Thoughts about last night's baseball game of baseball
It was between the Giants and the A's. That's not a thought per se, so consider if a freebie.
Hey, there was baseball last night! Real baseball! Well, it was an exhibition game, so it was more like real-ish baseball, and all the KBO games I watched a couple months ago (before the combination of their schedule and my going back to work made it too tough to keep watching) were actual real baseball, and…you know what? Let’s try this again.
The San Francisco Giants played a full-on baseball game on television last night. It was the first Giants game against an outside opponent in more than four months, and sure, it didn’t count in the standings, but maybe it counted in the standings in our hearts?
Standings in our hearts?
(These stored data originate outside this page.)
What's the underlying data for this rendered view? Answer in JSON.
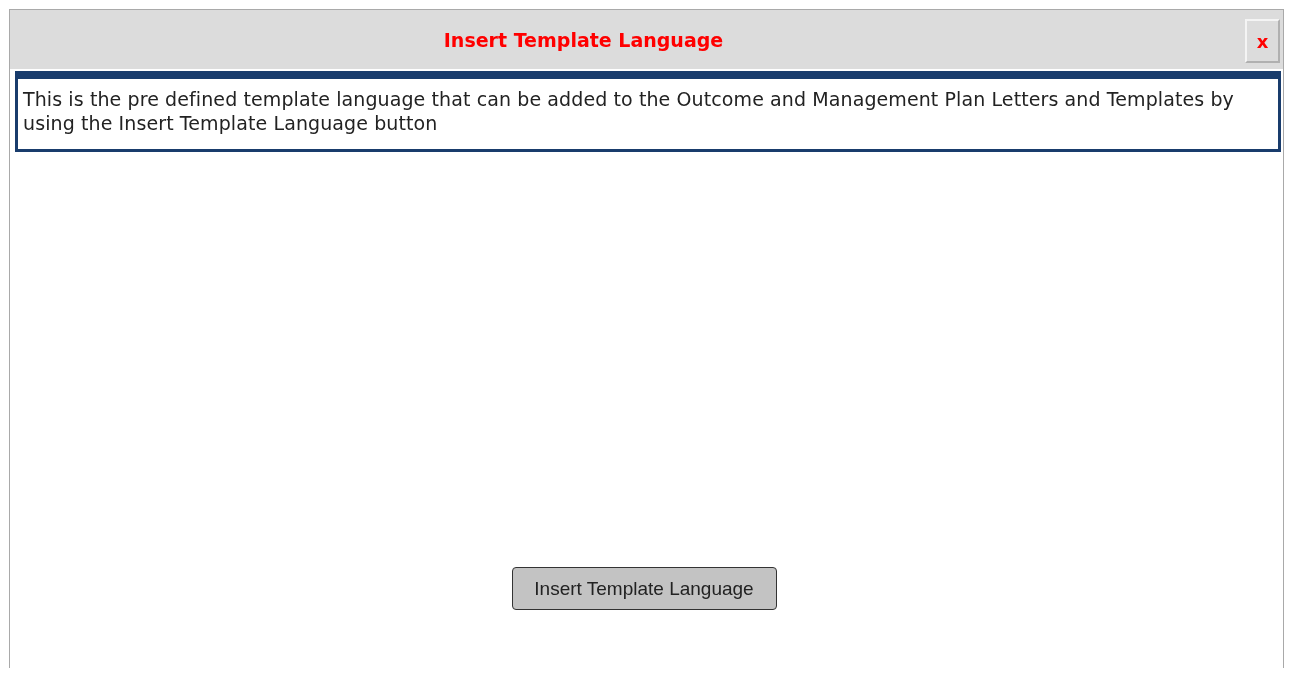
{
  "dialog": {
    "title": "Insert Template Language",
    "close_label": "x"
  },
  "description": "This is the pre defined template language that can be added to the Outcome and Management Plan Letters and Templates by using the Insert Template Language button",
  "buttons": [
    "Insert Template Language"
  ]
}
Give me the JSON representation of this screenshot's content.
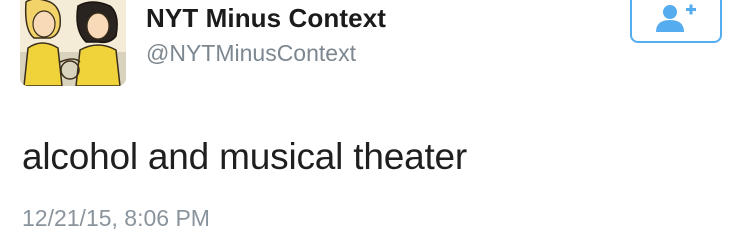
{
  "tweet": {
    "display_name": "NYT Minus Context",
    "handle": "@NYTMinusContext",
    "text": "alcohol and musical theater",
    "timestamp": "12/21/15, 8:06 PM"
  },
  "follow_button": {
    "icon": "follow-user-icon",
    "color": "#55acee"
  },
  "colors": {
    "name": "#1b1b1b",
    "secondary": "#7d8790",
    "accent": "#55acee"
  }
}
Is that something?
Before the game, Gabe Kapler told the team that he would kneel during the national anthem to protest police brutality, and if I’m being honest here, I didn’t expect my negative reaction to Kapler’s hiring that I held for months to be reversed a few days before the start of the season. There will still be inevitable bad decisions in retrospect and bad decisions in forespect and bad decisions in spect, but this was a good decision, and it speaks well of him as a person.
Kapler was joined by several members of the organization. Antoan Richardson, the once-prospect and now-coach, was one of them, along with Jaylin Davis, who wrote a piece a month ago on the racism he’s experienced in baseball (as well as the players who’ve had his back). Brandon Crawford put his hands on the shoulders of both Richardson and Davis to indicate his support.
Also kneeling were Mike Yastrzemski and Austin Slater. Yastrzemski was a bit of a surprise to me — not to say I expected him to be aubronian or anything, but I’ve never seen any indication that he stands out among white baseball players in his opinions on racial inequities. Slater made a little bit more sense, I thought — he’s always thoughtful in his comments, and pays attention to the issues facing baseball, so it makes sense that he would also pay attention to the issues facing society.
Slater gets many kudos for his work as a person yesterday (which he explained to the media after the game), but he also gets a few more for how he performed as a baseball player. He had 3 hits and 2 doubles, with the first double being a rope down the left field line and the second a well-hit fly ball that found a gap in right-center field. Slater’s 2019 was great until September, when he crashed hard, and a team that can either (a) maintain his production throughout the year or (b) hide the flaws in his offensive game by playing him in a strict platoon will be in good shape.
Also in good shape: Gabe Kapler, who knelt during the anthem to prot…oh, I already covered that? But it was such a good segue. Dammit.
Some other notes:
-The A’s ended their half of the sixth inning by hitting a one-hop seed to Crawford at short, which he casually snagged and tossed to first in plenty of time. The whole game was an eerie facsimile of real major league baseball, like watching it from the bottom of a lake, but that I saw that Crawford play after I surfaced. I don’t know how many times he’s made that play during his Giants career — I would conservatively estimate 520 million — but something about it tonight, with cardboard in the stands and crowd noise pumped in through the speakers, really hit home.
To Crawford on one hop…he snags it and throws to first for the third out, and that’ll be the inning. Something about that felt right in a way that nothing else in the game did. Giants baseball was the way it should be.
-Playing in the middle of a pandemic is still really stupid, though.
-In the late innings, Chadwick Tromp hit a double, and as he was taking his lead off of second, the light hit his jersey just wrong and it looked like his name was Trump. I did not care for this turn of events.
-Alyssa Nakken coached first base for several innings last night. The Giants won last night’s game. I think the correlation is clear: the Giants win every game where their first base coach is a woman. You can’t argue with math.
-I wouldn’t say I missed the Heffernan commercials, but they’re as sure a sign of baseball season as anything else. Welcome back, insurance guys! Because I am different.